Buradasınız
“Ekmek Verin Bize, Ama Verin Gülleri de!”
Yürürken biz, yürürken günün güzelliğinde,
Karanlık mutfaklara, gri fabrika kuytularına,
Dokunur apansız çıkan güneşin tüm parlaklığı,
Ve duyar insanlar bizim şarkımızı: Ekmek ve Güller! Ekmek ve Güller!
1912 yılında Amerika’da binlerce dokuma işçisi greve çıkmıştı. Kadın işçiler, “Ekmek istiyoruz, gül de!” diye haykırıyorlardı. Daha yüksek ücret ve daha kısa çalışma saatleri talep ediyorlardı. “Ekmek ve Gül Grevi” olarak anılan bu mücadeleyle kadın işçiler, sadece karınlarını doyurmak istemediklerini, hayatı tüm güzellikleriyle yaşamak için daha fazla serbest zaman da istediklerini duyuruyorlardı. Aynı zamanda bu grev, mücadeleyi ücret artışıyla sınırlayan ve diğer haklar için ilerletmeyen sendikal anlayışa da bir karşı çıkıştı.
1905’e gelindiğinde Lawrence kentinde 14 yaş üstü nüfusun yaklaşık yarısını oluşturan 40 bin işçi, tekstil sektöründe çalışıyordu. Lawrence’te kurulan dünyanın en büyük dokuma fabrikasında Arap, Rus, Doğu Avrupalı göçmen işçiler çalıştırılıyordu.

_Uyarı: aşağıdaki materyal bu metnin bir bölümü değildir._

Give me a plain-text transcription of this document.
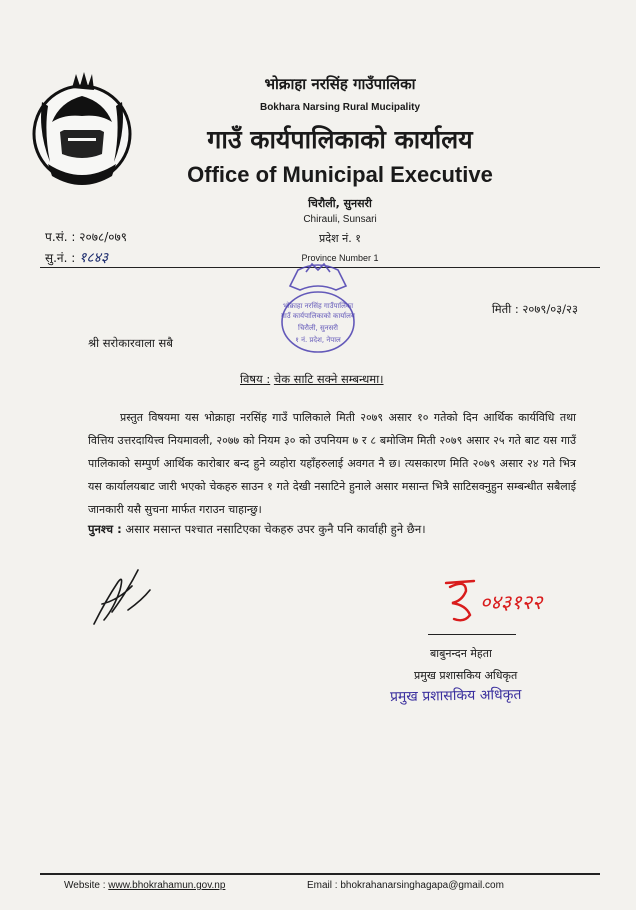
भोक्राहा नरसिंह गाउँपालिका
Bokhara Narsing Rural Mucipality
गाउँ कार्यपालिकाको कार्यालय
Office of Municipal Executive
चिरौली, सुनसरी
Chirauli, Sunsari
प्रदेश नं. १
Province Number 1
प.सं. : २०७८/०७९
सु.नं. : १८४३
भोक्राहा नरसिंह गाउँपालिका
गाउँ कार्यपालिकाको कार्यालय
चिरौली, सुनसरी
१ नं. प्रदेश, नेपाल
मिती : २०७९/०३/२३
श्री सरोकारवाला सबै
विषय : चेक साटि सक्ने सम्बन्धमा।
प्रस्तुत विषयमा यस भोक्राहा नरसिंह गाउँ पालिकाले मिती २०७९ असार १० गतेको दिन आर्थिक कार्यविधि तथा वित्तिय उत्तरदायित्त्व नियमावली, २०७७ को नियम ३० को उपनियम ७ र ८ बमोजिम मिती २०७९ असार २५ गते बाट यस गाउँ पालिकाको सम्पुर्ण आर्थिक कारोबार बन्द हुने व्यहोरा यहाँहरुलाई अवगत नै छ। त्यसकारण मिति २०७९ असार २४ गते भित्र यस कार्यालयबाट जारी भएको चेकहरु साउन १ गते देखी नसाटिने हुनाले असार मसान्त भित्रै साटिसक्नुहुन सम्बन्धीत सबैलाई जानकारी यसै सुचना मार्फत गराउन चाहान्छु।
पुनश्च : असार मसान्त पश्चात नसाटिएका चेकहरु उपर कुनै पनि कार्वाही हुने छैन।
०४३१२२
बाबुनन्दन मेहता
प्रमुख प्रशासकिय अधिकृत
प्रमुख प्रशासकिय अधिकृत
Website : www.bhokrahamun.gov.np	Email : bhokrahanarsinghagapa@gmail.com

Birkaç yıl içinde, tek bir fabrikada 25 farklı milletten işçi çalışır olmuştu. Bu işçiler patronun sahibi olduğu köhnemiş binalarda kalıyorlardı. Tek göz odaya farklı ailelerden 8-10 kişi tıkıştırılıyordu. Çocuklar dâhil tüm aile fertleri çalışıyordu. Buna rağmen çocukların yarısı yetersiz beslenme yüzünden 5 yaşına gelmeden ölüyordu. Çünkü ücretler çok düşüktü. Ne ekmek dışında bir yiyeceğe fazlaca para ayırmaya ne de kışlık giyecek almaya güçleri vardı. Yetişkin işçilerin üçte biri de, soğuk ve yetersiz beslenmeye bağlı hastalıklar nedeniyle 25 yaşına gelmeden ölüyorlardı.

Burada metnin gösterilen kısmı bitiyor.